Ms Clark and her co-chair, the former president of Liberia Ellen Johnson Sirleaf, called for the world to make COVID-19 “the last pandemic” through global leadership and a dramatic ramping up of preparedness.

Amid concerns that China had too much sway within the WHO, it urged that the organisation be depoliticised and guaranteed financial independence.

It said all nations should update pandemic plans against new WHO benchmarks, and future declarations of public health emergencies “should be based on the precautionary principle”.

China was condemned internationally for delays in warning the world of the pandemic, including a police reprimand of Li Wenliang, the doctor who raised the alarm over the virus, for “spreading false rumours”.

But the review was not explicitly critical of China’s handling of the outbreak after its detection in Wuhan, focusing instead on the WHO’s slow-moving response to the emerging crisis. “Clinicians in Wuhan were quick to spot unusual clusters of pneumonia of unknown origin in late December 2019,” it said.

“The formal notification and emergency declaration procedures … were much too slow to generate the rapid … response required to counter a fast-moving respiratory pathogen. Valuable time was lost.”
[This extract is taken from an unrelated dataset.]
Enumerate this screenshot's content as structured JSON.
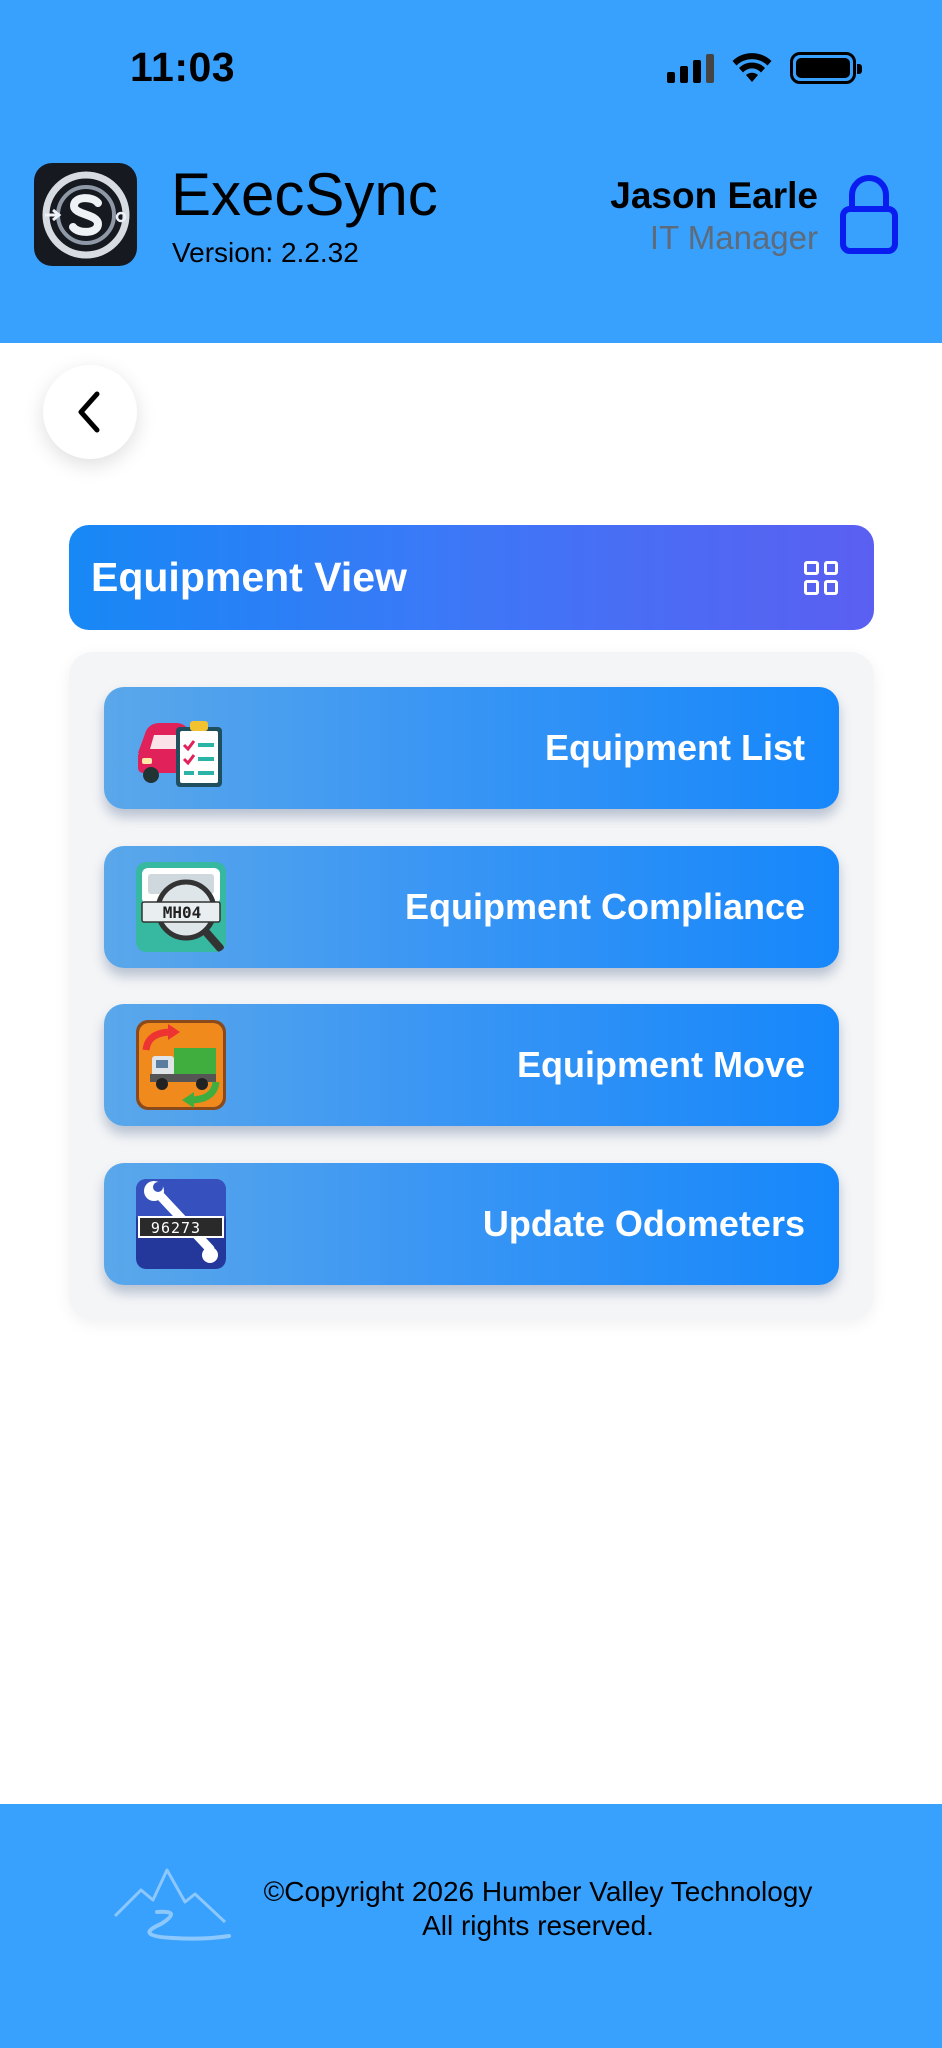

A woman grieves at the Nossa Senhora Aparecida cemetery in Manaus, Amazonas State, as cemeteries in Brazil opened last weekend for the first time since the start of the COVID-19 pandemic. Picture: AFP
A woman grieves at the Nossa Senhora Aparecida cemetery in Manaus, Amazonas State, as cemeteries in Brazil opened last weekend for the first time since the start of the COVID-19 pandemic. Picture: AFP

Former Health Department secretary Jane Halton, the chair of the Coalition for Epidemic Preparedness Innovations, said the report deliberately avoided “finger pointing”. “In that, it is a very strong document,” she said.

“The truth of the matter is every country in the world has made mistakes at some point in relation to all sorts of issues, particularly biosecurity. I don’t think it helps any of us right at the moment to point fingers at anybody.”

Ms Halton said it was “a difficult read” because “we had an opportunity to get this thing back in the box and we didn’t”. “The lessons that are being pointed to in this report need to be heard, and they need to be heard in a very open and honest way,” she said.

The WHO learned of the outbreak on December 31, when human-to-human transmission was unconfirmed but “likely”.

The initial WHO mission to Wuhan on January 20-21 coincided with China’s first public declaration of human-to-human transmission. Scott Morrison on January 23 had said the coronavirus had “pandemic potential” and flagged border restrictions.

The WHO’s emergency committee elected not to call a public health emergency at a January 22-23 meeting, and took another week before deciding to make the declaration, specifying no travel restrictions were recommended.

“For the month following the declaration … too many countries took a ‘wait and see’ approach rather than enacting an aggressive containment strategy that could have forestalled the global pandemic,” the review found. “It is glaringly obvious that February 2020 was a lost month when steps could and should have been taken to curtail the epidemic.”